In their rotation, they have five solid (if not spectacular) starters. Fausto Carmona has the potential and has shown it, but can he be their ace? That’s always the question with young pitchers. The team does have a solid closer, though, with former Cardinals reliever Chris Perez getting the ninth inning call. So if the Indians do take a lead into the ninth inning, if Perez can repeat his success from last season they should be able to pull out the victory.
Cleveland is still working on their rebuilding, but really not. they have a lot of the pieces they need to contend, but they aren’t complete. I don’t expect them to contend for the division, not with the shape of the other teams ahead of them.
3. Detroit Tigers (87-75)
Detroit made some solid signings in the offseason as they bring in Victor Martinez and Joaquin Benoit. They also signed Brad Penny who, if he can stay healthy, could be a valuable addition to that starting rotation.
The Tigers are once again a very capable team and could make another playoff run this season. That will require a healthy year from Brad Penny, the successful conversion from reliever to starter for Phil Coke, and Max Scherzer finally reaching his potential. Should that be done, the Tigers will definitely challenge for the division title.
Their question mark will be how Miguel Cabrera responds. After spending the 2009-2010 offseason in rehab for alcohol abuse and staying clean through the 2010 season, Cabrera was cited for suspicion of drunk driving before spring training this year. Can Cabrera hit the Tigers to wins while battling his personal issues? It’s easier for young players, and Cabrera is reaching the point where he isn’t young in baseball years anymore.
2. Chicago White Sox (88-74)
To me, the White Sox and the Tigers are two very comparable teams. They added Adam Dunn in the offseason and his legitimate power threat in the middle of their lineup should definitely boost the offense. With Paul Konerko coming back to play again and if some of their young talent in the lineup continues to improve they can be the division champs.
Their question mark seems to be in the pitching staff. Jake Peavy is back after having shoulder surgery last season. He will need to return as a top half of the rotation starter to help out John Danks and Mark Buerhle. In the bullpen, longtime closer Bobby Jenks is gone and their setup guy, Matt Thornton, will get the chance to be the closer. New signing Jesse Crain is expected to take Thornton’s role. While Thornton put up better numbers than Jenks did last season, can Thornton take the pressure of being the closer? White Sox fans are hoping yes.

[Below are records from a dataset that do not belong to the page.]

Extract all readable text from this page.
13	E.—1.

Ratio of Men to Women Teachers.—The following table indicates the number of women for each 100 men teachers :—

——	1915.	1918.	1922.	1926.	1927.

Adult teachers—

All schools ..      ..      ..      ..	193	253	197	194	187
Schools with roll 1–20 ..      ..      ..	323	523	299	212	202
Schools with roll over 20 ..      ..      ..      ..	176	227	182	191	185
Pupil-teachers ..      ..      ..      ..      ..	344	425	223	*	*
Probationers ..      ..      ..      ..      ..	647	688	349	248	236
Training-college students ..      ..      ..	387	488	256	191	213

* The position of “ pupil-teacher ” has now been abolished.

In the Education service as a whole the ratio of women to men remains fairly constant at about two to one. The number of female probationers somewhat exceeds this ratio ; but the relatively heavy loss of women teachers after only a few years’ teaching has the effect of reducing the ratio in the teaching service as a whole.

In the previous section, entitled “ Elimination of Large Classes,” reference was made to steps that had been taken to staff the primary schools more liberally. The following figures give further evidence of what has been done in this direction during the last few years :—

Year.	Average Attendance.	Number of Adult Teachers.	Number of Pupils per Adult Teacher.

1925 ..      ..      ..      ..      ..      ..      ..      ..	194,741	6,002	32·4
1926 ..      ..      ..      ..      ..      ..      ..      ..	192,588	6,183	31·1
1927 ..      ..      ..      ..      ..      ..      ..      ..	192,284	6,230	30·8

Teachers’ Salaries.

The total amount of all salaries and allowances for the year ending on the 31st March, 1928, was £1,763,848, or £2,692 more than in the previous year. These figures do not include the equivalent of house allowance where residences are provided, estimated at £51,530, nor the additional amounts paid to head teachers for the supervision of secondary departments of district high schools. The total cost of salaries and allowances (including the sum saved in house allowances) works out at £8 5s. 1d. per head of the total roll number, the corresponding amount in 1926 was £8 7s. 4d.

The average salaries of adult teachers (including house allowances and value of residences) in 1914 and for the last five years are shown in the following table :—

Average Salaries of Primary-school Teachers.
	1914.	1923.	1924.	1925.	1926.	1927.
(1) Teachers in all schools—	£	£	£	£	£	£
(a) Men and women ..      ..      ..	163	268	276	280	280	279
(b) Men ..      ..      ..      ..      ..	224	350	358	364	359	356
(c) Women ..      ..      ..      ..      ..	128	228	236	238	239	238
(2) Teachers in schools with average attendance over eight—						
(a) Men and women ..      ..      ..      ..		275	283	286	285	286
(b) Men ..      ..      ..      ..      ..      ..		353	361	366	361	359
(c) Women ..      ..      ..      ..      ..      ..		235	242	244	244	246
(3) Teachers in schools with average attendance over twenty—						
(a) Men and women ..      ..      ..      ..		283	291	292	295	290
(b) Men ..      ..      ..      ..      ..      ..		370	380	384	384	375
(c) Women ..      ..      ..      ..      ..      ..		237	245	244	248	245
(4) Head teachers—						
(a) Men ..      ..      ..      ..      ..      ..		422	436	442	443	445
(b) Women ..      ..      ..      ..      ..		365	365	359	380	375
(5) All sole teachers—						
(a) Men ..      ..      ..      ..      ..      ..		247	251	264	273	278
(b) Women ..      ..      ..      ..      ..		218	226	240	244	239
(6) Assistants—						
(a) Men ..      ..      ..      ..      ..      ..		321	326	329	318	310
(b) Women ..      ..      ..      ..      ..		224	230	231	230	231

1. Minnesota Twins (90-72)
I expect it to be a very close three-team race once again for this season’s AL Central crown. The Twins were depleted in free agency as they lost a total of 7 players to free agency, most of those from the bullpen. Luckily, the major players will be back for the Twins and that is good news. Their rotation remains intact and Justin Morneau‘s return should be a boost for the offense.
I see two major questions for the Twins entering the season. Their bullpen will be juggled around between new signings and young talent. Joe Nathan makes his return after receiving Tommy John surgery last spring. How the players adjust to their new roles on the club will be key for the Twins.
Then you also have the infield defense. Going into 2011, the infield combination has not played very much together. Morneau spent most of last year on the DL after sustaining a concussion, Japanese player Tsuyoshi Nishioka is expected to play second base with Alexi Casilla at short and Danny Valencia at third. How quickly they adjust and learn each other will be important for the team’s early success.